First-quarter home sales figures released on Tuesday show that Finance Minister Moshe Kahlon has its work cut for him in trying to stop Israelis from buying residential properties for investment.
The Finance Ministry’s chief economist reported that purchases of homes shot up 24% in the first quarter of 2015 from the same period in 2014, to about 32,000 units. They were up 13% from the final quarter of last year when the market began rebounding from a brief downturn caused by hopes the value-added tax would be canceled on many home sales.
Investors accounted for an outsized 27.5% share of the purchases, or 8,800 homes, compared to 31.5% in fourth-quarter 2010.
“The investor segment of the market is what led the growth in home sale in the first quarter with a rise of 25%,” the treasury said. “Both in unit terms and in their share of the market, investor activity reached a level not seen since the final quarter of 2010.”
First-time home buyers — “young couples” in government parlance, the market segment Kahlon is hoping to help — bought 11,000 homes in the first quarter, a 12% increase from the last three months of 2014 and a slightly slower increase than the overall market.
The figures come from the three months just before Kahlon took office, but more recent data confirm that the property market remains overheated despite the finance minister’s effort to move quickly to address the housing crisis.
Israelis took out 5.76 billion shekels ($1.5 billion) in mortgages in May, an increase of 29% over May 2014.
Kahlon already has cabinet backing for plans to streamline building approvals and plans to raise the purchase tax on second homes, which real estate experts say will raise the cost of buying an investment property by 3% on average.

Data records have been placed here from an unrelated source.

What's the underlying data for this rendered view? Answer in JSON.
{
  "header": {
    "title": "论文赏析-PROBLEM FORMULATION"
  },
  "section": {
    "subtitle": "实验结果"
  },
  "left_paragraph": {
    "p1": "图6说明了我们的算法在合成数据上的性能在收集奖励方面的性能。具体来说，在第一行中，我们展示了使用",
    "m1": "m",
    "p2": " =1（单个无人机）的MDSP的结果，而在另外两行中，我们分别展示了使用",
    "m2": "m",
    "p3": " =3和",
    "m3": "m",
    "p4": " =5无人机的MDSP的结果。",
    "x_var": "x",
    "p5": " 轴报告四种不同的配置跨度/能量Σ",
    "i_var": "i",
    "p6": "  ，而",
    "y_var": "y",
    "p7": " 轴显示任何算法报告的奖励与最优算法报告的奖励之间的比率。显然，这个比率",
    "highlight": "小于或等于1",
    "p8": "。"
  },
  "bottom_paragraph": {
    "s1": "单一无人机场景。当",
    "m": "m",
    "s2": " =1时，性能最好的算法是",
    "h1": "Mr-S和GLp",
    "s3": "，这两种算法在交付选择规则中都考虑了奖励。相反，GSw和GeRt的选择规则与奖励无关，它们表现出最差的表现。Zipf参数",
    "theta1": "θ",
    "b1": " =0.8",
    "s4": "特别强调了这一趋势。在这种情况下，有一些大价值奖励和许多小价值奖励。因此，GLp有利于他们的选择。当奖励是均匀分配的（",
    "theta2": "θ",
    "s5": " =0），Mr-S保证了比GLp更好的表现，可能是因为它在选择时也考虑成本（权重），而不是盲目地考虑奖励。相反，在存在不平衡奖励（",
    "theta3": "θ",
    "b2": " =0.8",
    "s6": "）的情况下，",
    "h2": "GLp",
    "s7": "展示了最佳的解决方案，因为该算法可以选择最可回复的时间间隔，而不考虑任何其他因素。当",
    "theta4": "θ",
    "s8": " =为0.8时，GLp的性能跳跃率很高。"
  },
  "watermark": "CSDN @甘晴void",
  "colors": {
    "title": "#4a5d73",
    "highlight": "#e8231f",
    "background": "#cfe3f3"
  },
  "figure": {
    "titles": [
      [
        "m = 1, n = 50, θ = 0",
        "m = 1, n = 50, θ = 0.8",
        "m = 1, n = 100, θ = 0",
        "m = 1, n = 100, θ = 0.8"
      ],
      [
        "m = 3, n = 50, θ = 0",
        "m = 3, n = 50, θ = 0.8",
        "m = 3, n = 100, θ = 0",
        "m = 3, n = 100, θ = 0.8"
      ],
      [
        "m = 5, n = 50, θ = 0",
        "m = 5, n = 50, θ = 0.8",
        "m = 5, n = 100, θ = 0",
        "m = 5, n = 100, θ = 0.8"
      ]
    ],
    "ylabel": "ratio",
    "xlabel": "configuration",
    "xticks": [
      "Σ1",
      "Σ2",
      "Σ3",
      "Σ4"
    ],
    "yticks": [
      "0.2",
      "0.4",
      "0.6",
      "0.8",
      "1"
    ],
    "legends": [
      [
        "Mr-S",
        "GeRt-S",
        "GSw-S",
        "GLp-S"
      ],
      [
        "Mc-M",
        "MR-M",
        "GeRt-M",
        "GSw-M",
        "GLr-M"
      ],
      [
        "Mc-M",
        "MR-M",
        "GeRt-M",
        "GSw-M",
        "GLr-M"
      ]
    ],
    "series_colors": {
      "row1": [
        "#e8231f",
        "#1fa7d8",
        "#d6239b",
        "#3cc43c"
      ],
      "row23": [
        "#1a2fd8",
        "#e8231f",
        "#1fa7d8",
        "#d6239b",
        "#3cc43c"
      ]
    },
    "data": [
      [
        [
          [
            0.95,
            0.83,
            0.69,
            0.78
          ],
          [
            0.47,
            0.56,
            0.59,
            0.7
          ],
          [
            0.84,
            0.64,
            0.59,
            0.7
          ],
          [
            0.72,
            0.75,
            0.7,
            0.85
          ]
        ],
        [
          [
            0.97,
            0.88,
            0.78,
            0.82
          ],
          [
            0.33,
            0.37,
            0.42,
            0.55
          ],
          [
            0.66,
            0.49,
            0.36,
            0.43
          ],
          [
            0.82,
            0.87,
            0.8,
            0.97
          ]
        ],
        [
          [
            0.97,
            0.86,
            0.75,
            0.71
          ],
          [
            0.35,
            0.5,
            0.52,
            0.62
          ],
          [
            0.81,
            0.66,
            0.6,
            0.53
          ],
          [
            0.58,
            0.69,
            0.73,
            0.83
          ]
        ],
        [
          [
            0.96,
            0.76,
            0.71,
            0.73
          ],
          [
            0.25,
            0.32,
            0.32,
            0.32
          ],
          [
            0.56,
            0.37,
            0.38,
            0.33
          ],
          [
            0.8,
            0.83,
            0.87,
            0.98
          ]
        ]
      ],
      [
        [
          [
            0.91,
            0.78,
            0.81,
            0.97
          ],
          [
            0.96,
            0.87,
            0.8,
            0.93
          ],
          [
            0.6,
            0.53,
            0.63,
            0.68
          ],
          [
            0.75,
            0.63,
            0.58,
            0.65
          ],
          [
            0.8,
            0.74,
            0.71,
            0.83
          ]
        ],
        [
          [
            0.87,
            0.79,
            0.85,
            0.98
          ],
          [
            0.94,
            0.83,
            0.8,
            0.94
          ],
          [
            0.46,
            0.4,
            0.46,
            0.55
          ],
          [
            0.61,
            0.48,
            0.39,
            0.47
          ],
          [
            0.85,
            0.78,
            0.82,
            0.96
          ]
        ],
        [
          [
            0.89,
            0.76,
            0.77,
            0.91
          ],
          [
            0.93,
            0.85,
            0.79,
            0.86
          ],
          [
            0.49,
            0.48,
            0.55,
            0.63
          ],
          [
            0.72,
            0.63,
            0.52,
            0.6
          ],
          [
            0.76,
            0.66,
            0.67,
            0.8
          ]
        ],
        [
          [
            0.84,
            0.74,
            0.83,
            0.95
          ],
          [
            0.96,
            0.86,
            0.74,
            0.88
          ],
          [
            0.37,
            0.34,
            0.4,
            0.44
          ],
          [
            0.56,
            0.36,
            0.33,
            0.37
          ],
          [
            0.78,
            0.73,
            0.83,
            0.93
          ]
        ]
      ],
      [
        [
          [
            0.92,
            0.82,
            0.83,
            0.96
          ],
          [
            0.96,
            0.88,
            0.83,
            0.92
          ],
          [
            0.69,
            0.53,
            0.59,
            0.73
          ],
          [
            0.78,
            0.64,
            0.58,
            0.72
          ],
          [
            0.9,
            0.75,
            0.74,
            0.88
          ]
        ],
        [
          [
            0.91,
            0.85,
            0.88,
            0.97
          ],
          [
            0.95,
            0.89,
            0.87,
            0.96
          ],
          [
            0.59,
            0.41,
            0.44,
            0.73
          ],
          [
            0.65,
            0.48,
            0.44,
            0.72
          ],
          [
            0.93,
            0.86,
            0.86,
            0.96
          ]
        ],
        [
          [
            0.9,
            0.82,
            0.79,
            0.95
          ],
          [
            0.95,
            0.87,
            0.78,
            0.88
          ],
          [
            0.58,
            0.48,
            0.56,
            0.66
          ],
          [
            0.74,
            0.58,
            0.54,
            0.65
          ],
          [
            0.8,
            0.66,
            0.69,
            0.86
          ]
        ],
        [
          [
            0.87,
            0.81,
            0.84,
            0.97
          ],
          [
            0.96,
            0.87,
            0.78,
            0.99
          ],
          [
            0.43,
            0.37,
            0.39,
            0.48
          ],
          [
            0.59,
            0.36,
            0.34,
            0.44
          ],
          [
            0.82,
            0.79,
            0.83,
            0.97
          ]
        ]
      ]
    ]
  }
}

Investors have been storming the property market because low interest rates leave them with few options in bank deposits or the bond market. Industry sources have warned that in the weeks before the Kahlon plan is expected to go into effect, there will be a surge of investor buying.
The Be’er Sheva and Netanya regions led the way in home buying, with Be’er Sheva showing a 28.3% increase over the fourth quarter of 2014 and Netanya a 27% rise. Be’er Sheva home sale got a big lift from the Carmei Gat project in nearby Kiryat Gat, where 5,345 units were sold in the quarter, 1,400 of them to investors, the treasury said.
The Tiberias and Haifa regions saw declines of 9.7% and 1.6%, respectively, in the number of home purchases.